La richiesta di arresto e il silenzio del ministero
Il principale nodo giuridico nasce da quello che in Italia è diventato un caso politico, nonché una grana anche internazionale per il governo Meloni, dopo il deferimento dell’Italia all’Assemblea Onu per inadempimento degli obblighi internazionali stabilito dalla Cpi. Il nastro va riavvolto fino al 18 gennaio 2025, quando il comandante libico Almasri – all’epoca capo della polizia giudiziaria e uomo forte della milizia Rada – viene arrestato a Torino su richiesta della Cpi per crimini di guerra e contro l’umanità e poi liberato per mancanza di un provvedimento del ministro Nordio, che sostanzialmente si trincera nel silenzio fino a espulsione avvenuta.

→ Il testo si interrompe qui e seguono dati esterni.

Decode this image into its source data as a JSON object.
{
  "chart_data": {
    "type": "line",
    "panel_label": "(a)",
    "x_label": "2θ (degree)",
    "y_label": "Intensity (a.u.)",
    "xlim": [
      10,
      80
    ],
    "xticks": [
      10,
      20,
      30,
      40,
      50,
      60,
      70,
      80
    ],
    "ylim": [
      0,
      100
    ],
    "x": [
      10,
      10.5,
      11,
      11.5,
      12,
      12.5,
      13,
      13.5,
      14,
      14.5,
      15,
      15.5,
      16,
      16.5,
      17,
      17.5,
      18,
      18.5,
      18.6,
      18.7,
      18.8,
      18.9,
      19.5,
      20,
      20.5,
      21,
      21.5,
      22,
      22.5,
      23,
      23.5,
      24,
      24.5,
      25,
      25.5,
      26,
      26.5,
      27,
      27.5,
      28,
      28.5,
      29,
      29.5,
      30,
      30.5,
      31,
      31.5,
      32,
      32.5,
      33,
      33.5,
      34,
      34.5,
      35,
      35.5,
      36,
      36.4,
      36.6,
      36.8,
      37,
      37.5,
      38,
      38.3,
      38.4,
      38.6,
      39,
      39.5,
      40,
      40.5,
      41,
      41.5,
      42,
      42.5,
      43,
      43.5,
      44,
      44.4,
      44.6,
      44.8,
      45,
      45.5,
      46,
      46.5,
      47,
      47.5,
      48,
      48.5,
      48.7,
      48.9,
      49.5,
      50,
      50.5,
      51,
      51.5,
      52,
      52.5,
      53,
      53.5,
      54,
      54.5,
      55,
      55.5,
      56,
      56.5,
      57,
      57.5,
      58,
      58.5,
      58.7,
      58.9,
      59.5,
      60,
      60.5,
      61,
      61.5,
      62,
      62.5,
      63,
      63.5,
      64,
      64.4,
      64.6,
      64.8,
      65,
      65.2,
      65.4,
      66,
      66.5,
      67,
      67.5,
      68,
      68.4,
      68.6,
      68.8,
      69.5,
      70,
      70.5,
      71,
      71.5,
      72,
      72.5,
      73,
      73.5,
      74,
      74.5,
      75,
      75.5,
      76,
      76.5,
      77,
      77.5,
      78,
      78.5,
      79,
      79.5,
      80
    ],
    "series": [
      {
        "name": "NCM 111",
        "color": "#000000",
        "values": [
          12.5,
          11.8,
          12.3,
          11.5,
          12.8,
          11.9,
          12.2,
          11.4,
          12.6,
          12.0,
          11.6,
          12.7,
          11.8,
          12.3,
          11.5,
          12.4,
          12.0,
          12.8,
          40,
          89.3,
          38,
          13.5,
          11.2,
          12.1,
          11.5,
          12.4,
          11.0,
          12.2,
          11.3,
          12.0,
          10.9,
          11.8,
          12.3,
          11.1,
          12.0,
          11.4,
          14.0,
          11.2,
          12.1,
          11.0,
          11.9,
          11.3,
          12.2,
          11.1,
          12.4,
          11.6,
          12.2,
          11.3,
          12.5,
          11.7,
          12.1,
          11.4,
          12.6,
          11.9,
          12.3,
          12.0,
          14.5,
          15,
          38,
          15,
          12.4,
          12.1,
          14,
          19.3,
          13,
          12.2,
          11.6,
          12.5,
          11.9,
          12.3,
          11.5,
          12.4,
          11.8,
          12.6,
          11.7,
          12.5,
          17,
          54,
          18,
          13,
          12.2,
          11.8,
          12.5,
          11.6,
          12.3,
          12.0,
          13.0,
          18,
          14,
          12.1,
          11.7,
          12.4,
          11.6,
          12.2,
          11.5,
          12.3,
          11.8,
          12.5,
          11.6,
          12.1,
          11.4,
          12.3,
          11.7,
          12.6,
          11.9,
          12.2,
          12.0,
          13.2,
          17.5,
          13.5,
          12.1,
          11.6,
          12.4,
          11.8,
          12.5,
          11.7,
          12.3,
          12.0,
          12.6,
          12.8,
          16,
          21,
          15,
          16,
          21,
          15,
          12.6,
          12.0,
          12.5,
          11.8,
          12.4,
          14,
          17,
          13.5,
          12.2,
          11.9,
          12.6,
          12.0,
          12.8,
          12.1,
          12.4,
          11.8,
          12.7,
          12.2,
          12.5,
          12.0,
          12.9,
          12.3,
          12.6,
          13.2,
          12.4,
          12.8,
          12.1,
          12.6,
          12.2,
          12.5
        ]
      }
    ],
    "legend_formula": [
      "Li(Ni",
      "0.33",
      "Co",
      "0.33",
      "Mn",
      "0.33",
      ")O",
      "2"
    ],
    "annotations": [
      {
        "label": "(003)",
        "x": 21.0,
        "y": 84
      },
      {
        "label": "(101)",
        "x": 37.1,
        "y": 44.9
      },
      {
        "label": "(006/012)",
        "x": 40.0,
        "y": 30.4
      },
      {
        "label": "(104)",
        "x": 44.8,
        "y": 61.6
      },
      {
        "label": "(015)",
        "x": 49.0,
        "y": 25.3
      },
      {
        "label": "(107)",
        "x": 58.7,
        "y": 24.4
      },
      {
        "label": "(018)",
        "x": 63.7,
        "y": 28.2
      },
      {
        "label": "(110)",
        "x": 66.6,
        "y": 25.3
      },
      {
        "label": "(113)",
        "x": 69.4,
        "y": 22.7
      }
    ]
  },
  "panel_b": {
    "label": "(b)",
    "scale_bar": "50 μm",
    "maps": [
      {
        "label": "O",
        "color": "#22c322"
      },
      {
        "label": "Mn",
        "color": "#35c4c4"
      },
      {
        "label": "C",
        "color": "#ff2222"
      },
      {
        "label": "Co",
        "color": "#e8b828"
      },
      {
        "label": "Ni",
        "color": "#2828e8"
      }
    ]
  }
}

I nodi giuridici che la Consulta dovrà vagliare
Attualmente, la legge subordina la trasmissione delle richieste della CPI al Procuratore generale a una decisione discrezionale del ministero della Giustizia. Se gli atti non vengono trasmessi, il giudice non può procedere. Dunque – chiede la Corte d’appello – è legittimo che un filtro politico possa limitare o far venire meno un Paese agli obblighi di cooperazione? C’è una seconda questione che la Consulta sarà chiamata a vagliare. La Corte d’appello di Roma la introduce citando la decisione con cui è stata negata l’autorizzazione a procedere per il sottosegretario Mantovano e i ministri Nordio e Piantedosi. All’epoca, il governo ha giustificato la decisione di espellere Almasri, riportato in Libia con un Falcon di Stato, con motivi di sicurezza nazionale. Simili valutazioni politiche sono ragioni sufficienti per venire meno ai trattati di cooperazione internazionale?